GH-50186: [C++][Gandiva] REPLACE throws "Buffer overflow for output string" for results larger than 64 KB by lriggs · Pull Request #50187 · apache/arrow

lriggs · 2026-06-16T01:32:50Z

Rationale for this change

Gandiva's REPLACE hardcodes a 65535-byte output buffer, throwing Buffer overflow for output string whenever the result exceeds 64 KB. The cap is arbitrary: Gandiva's variable-length output column already grows dynamically and is only bounded by the int32 offset width (~2 GB). Real queries that replace into large concatenated/aggregated strings fail unnecessarily.
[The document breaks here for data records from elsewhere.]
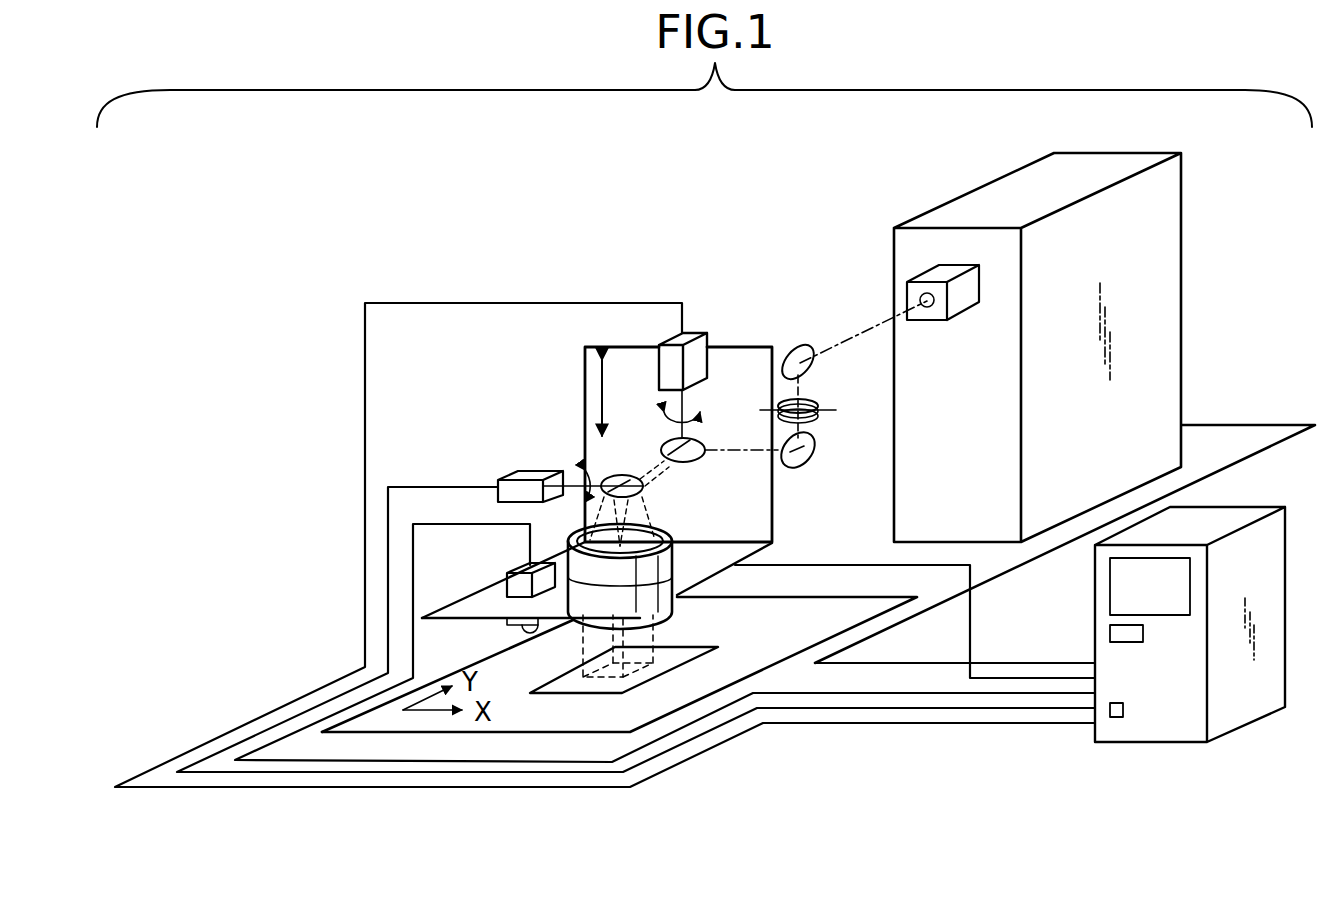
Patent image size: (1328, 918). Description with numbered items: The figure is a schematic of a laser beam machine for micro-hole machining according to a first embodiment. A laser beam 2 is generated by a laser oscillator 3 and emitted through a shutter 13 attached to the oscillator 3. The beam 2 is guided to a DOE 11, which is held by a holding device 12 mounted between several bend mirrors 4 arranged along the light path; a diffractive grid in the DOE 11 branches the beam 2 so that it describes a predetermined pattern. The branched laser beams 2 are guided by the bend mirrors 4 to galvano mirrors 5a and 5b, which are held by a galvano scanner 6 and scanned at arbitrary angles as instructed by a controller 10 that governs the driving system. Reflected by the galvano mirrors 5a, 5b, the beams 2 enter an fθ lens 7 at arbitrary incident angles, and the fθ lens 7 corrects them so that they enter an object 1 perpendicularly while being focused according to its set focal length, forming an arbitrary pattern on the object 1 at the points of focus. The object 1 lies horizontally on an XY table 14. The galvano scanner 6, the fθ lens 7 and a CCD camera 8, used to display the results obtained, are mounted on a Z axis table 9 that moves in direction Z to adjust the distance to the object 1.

The object 1 is at (614, 693).
The laser beam 2 is at (856, 331).
The laser oscillator 3 is at (1008, 190).
The bend mirrors 4 is at (799, 346).
The galvano mirror 5a is at (706, 458).
The galvano mirror 5b is at (642, 493).
The galvano scanner 6 is at (533, 472).
The fθ lens 7 is at (568, 542).
The CCD camera 8 is at (507, 588).
The Z axis table 9 is at (585, 376).
The controller 10 is at (1148, 745).
The DOE 11 is at (808, 402).
The holding device 12 is at (818, 440).
The shutter 13 is at (922, 276).
The XY table 14 is at (545, 729).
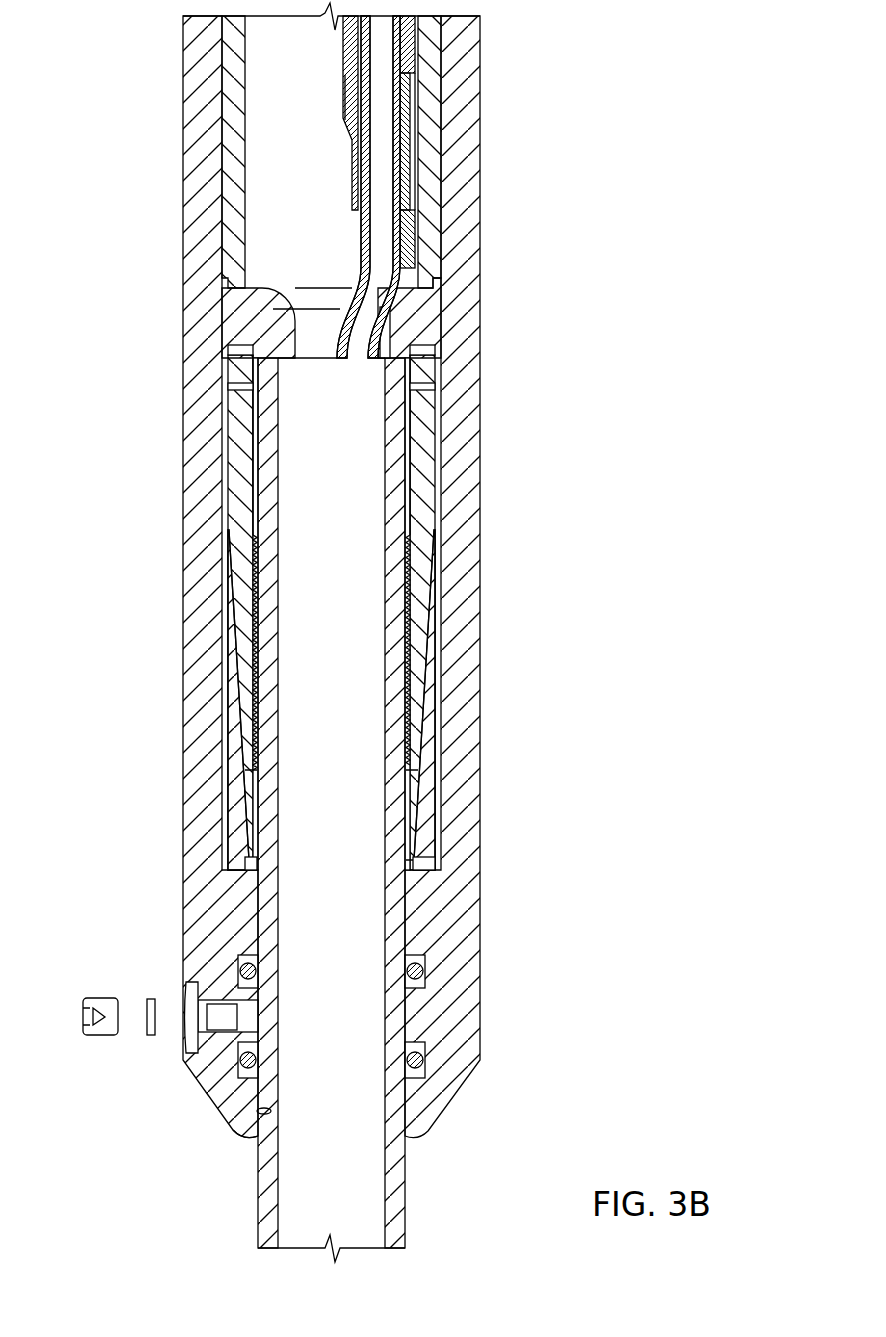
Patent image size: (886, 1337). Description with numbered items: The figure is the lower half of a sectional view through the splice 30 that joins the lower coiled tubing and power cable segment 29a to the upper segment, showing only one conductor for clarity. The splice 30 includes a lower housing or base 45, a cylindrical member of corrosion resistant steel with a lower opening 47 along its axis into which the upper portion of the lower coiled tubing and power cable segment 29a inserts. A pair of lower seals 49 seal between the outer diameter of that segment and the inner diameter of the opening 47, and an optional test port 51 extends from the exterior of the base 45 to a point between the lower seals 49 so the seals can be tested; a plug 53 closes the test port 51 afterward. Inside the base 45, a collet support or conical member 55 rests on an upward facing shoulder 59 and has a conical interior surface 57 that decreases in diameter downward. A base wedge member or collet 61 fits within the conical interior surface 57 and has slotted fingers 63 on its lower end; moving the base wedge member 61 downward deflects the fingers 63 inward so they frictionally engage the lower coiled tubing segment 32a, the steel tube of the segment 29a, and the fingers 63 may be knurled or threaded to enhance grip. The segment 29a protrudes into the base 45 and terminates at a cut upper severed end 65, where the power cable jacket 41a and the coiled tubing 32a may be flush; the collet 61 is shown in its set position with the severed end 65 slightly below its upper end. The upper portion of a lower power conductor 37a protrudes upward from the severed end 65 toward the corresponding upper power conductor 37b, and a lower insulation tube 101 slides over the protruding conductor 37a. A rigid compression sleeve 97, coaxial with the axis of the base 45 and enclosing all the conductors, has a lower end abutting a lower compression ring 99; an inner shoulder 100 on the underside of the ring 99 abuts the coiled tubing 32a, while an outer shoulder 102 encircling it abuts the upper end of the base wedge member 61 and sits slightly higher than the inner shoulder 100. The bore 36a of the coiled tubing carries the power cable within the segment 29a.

The splice 30 is at (155, 145).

What changes are included in this PR

replace_utf8_utf8_utf8 now sizes the output buffer to the exact result instead of using a fixed cap. The output length of a replace is deterministic:

out_len = text_len + num_matches * (to_str_len - from_str_len)
The wrapper does a single counting pass over the input to find the number of non-overlapping matches of from_str (mirroring the match loop already used in the implementation), computes the exact size in gdv_int64 to avoid intermediate overflow, and passes that as max_length.

The internal replace_with_max_len_utf8_utf8_utf8 is unchanged — its bounds checks now act purely as a correctness backstop (they should never fire with an exact bound), and its explicit-max-length signature remains for the existing unit tests.
When to is shorter than from, the result shrinks and max_length <= text_len, so the shrinking path is sized correctly too.

Are these changes tested?

Yes. Added regression cases to TestStringOps.TestReplace in string_ops_test.cc:

A 35000-char 'X' input with X → XY, producing a 70000-byte result (previously overflowed at 65535) — asserts no error and exact length/content.
A 70000-char shrinking case (XX → X) to cover the shrink path on a >64 KB input.
Full precompiled suite passes locally (132/132), including the existing explicit-max_len overflow tests, which call the internal function directly and are unaffected.

Are there any user-facing changes?

REPLACE now succeeds on results larger than 64 KB instead of erroring. No API or signature changes.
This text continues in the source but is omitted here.